March 8, 2005 at 11:24 am
Howard, if you are getting more records from the IN comparison than the EXISTS, you may have nulls in your column. This seems wierd since you are comparing key columns (or so I thought).
Anyway, I suggest reading about IN and EXISTS in BOL. Pay particular attention to how each handles NULLS.
March 8, 2005 at 11:27 am
Also, your query is returning rows everytime the ID in test = an ID in test. This will always evaluate to True. You will get a row back for every row in Test. Your subqueries should be returning ID's from Test1, Test2, and Test3
March 8, 2005 at 11:34 am
You said: Also, your query is returning rows everytime the ID in test = an ID in test. This will always evaluate to True. You will get a row back for every row in Test.
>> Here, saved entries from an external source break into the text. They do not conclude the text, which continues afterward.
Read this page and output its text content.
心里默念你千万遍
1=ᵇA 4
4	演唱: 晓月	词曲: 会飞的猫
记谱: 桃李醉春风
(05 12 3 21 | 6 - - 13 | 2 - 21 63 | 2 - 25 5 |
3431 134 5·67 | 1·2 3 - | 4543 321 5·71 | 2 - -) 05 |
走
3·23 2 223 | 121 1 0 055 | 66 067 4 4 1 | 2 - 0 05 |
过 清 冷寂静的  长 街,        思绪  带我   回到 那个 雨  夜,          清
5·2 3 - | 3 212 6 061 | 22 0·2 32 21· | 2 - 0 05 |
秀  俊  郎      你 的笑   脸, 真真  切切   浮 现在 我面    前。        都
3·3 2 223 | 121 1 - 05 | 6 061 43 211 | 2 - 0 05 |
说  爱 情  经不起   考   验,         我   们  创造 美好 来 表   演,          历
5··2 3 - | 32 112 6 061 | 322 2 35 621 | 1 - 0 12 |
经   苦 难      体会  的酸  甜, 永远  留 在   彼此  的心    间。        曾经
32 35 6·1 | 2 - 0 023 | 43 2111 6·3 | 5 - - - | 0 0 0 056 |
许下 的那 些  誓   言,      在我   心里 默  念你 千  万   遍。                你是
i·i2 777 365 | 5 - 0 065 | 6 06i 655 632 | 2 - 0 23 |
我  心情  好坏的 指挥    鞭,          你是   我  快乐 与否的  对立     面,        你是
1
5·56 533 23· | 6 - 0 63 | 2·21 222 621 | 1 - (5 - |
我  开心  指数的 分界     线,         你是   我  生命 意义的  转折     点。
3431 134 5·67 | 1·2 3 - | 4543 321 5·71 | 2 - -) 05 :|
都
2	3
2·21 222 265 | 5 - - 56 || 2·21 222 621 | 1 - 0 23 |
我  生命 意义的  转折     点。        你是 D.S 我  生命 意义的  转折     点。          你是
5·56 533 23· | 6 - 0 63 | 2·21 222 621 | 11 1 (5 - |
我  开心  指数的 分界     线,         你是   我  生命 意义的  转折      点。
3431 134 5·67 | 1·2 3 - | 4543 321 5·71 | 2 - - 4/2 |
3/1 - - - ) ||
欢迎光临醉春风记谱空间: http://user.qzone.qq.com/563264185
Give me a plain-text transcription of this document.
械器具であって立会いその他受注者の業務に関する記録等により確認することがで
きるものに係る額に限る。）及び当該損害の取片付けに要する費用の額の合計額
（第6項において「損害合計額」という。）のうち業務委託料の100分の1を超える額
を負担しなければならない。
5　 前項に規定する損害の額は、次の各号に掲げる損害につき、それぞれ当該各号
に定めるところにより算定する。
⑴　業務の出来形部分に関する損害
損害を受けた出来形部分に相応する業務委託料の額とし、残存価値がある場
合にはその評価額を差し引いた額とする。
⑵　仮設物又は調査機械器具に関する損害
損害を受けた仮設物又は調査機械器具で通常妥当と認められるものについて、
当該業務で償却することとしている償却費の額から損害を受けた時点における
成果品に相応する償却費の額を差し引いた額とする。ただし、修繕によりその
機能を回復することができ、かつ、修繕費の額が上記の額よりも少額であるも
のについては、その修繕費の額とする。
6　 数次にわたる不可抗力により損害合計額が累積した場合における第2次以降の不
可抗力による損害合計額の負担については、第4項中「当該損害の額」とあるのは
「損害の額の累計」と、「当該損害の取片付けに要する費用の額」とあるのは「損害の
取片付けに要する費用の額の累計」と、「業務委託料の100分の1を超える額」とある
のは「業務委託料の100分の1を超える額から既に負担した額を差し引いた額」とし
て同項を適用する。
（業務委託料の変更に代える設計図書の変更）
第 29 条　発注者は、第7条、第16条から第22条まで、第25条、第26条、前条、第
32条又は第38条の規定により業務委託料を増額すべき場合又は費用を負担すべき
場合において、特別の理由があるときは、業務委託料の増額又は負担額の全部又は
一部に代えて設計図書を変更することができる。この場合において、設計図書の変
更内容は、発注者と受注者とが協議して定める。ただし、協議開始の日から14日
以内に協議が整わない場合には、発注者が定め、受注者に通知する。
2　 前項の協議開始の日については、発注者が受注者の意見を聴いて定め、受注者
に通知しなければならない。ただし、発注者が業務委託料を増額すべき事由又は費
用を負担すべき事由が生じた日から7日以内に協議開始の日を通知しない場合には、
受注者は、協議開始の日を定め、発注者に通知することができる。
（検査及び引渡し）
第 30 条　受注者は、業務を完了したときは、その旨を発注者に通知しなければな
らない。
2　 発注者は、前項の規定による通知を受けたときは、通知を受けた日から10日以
Your subqueries should be returning ID's from Test1, Test2, and Test3
Actually I corrected the following:
SELECT * FROM TEST
WHERE ID IN (SELECT ID FROM TEST)
OR ID IN (SELECT ID FROM TEST)
OR ID IN (SELECT ID FROM TEST)
to:
SELECT account_number, Description_1 FROM Chart_Of_Accounts
Where Inactive_Flag=1
and Account_Number IN (SELECT Account_Number FROM Flexible_Budget)
OR Account_Number IN (SELECT Account_Number FROM Check_JE_Line_Item)
OR Account_Number IN (SELECT Account_Number FROM Year_To_Date)
order by Chart_Of_Accounts.account_number
This gives me a large incorrect count.
Also,
coalesce(b.accountNumber, c.accountNumber, d.accountNumber,'No Value') <> 'No Value' worked just fine except that it returns such a large amount of rows I don't understand what value would this be.